Человек слова не может, однако, самоуничтожиться до нуля, до точки, из которой он в качестве декартовского cogito мог бы вещать самоочевидные истины. Человек слова виден и нагляден – и в своем слове, и в своем поведении. Он открыт для других так же, как и они открыты для него. И даже более открыт. Ибо другие используют слова для обнаружения истины в той же мере, что и для сокрытия ее. Слова выступают для большинства элементом жизненной практики, а не ее основанием. Поскольку же человек слова основывает свою практику на слове, он не может себе позволить двусмысленности – он может говорить только истину. Но как же тогда решается проблема чужой речи?
Дело в том что чужая речь является выражением того, что мы бы назвали «нравы» и что часто путают с «законом». Нравы – это то, чем люди руководствуются в положительном смысле, то есть то, в соответствии с чем они поступают.

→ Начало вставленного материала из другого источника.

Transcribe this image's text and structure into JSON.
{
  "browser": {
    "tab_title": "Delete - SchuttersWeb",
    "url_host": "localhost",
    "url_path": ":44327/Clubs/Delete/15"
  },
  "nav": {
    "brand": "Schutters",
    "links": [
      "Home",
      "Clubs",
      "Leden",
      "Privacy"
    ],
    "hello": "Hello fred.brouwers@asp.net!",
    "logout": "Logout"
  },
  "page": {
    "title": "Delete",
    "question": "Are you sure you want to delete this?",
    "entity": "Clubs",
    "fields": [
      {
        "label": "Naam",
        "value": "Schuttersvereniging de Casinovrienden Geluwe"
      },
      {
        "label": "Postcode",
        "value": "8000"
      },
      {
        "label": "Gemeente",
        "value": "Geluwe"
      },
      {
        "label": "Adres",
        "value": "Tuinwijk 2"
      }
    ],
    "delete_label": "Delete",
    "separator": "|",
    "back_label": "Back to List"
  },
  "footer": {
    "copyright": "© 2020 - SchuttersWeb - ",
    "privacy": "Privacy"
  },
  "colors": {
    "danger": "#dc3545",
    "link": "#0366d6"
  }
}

Нравы не имеют словесного, теоретического обоснования – они просто присутствуют здесь и сейчас, и само употребление языка составляет часть нравов, соответствует им и регулируется ими. Закон же указывает не на то, что можно и следует делать, а на то, что делать нельзя, на пределы допустимого. Между нравами и законом имеется некоторый зазор, невидимый глазу, но именно в этом зазоре поселяется человек слова и его речь. Человек слова обосновывает себя и свою жизнь таким образом, что, хотя его речь и выходит за пределы обычного употребления языка, она, однако, остается приемлемой для его слушателей. Человек слова обнаруживает, таким образом, возможности языка, не использующиеся, но и не запрещенные. Его речь и поведение не являются речью и поведением преступника и безумца, даже если его современники иногда и склонны приходить к этому выводу и поступать с ним соответственно, путая тем самым нравы и закон. Его речь является речью творца. Он не открывает внутреннюю структуру языка – он творит язык и его новые возможности.
То, что ограничивает человека слова, – это место, которое его речь получает в мире, – место, на которое он соглашается самим актом ее произнесения. Но это означает, что, будучи истиной в момент ее произнесения и в том месте, где она произнесена, его речь утрачивает статус истины, будучи повторена в другое время и в другом месте. Она теперь сама подлежит объяснению. Но это объяснение является объяснением лишь в той мере, в которой оно полагает ее как истину. Что это означает?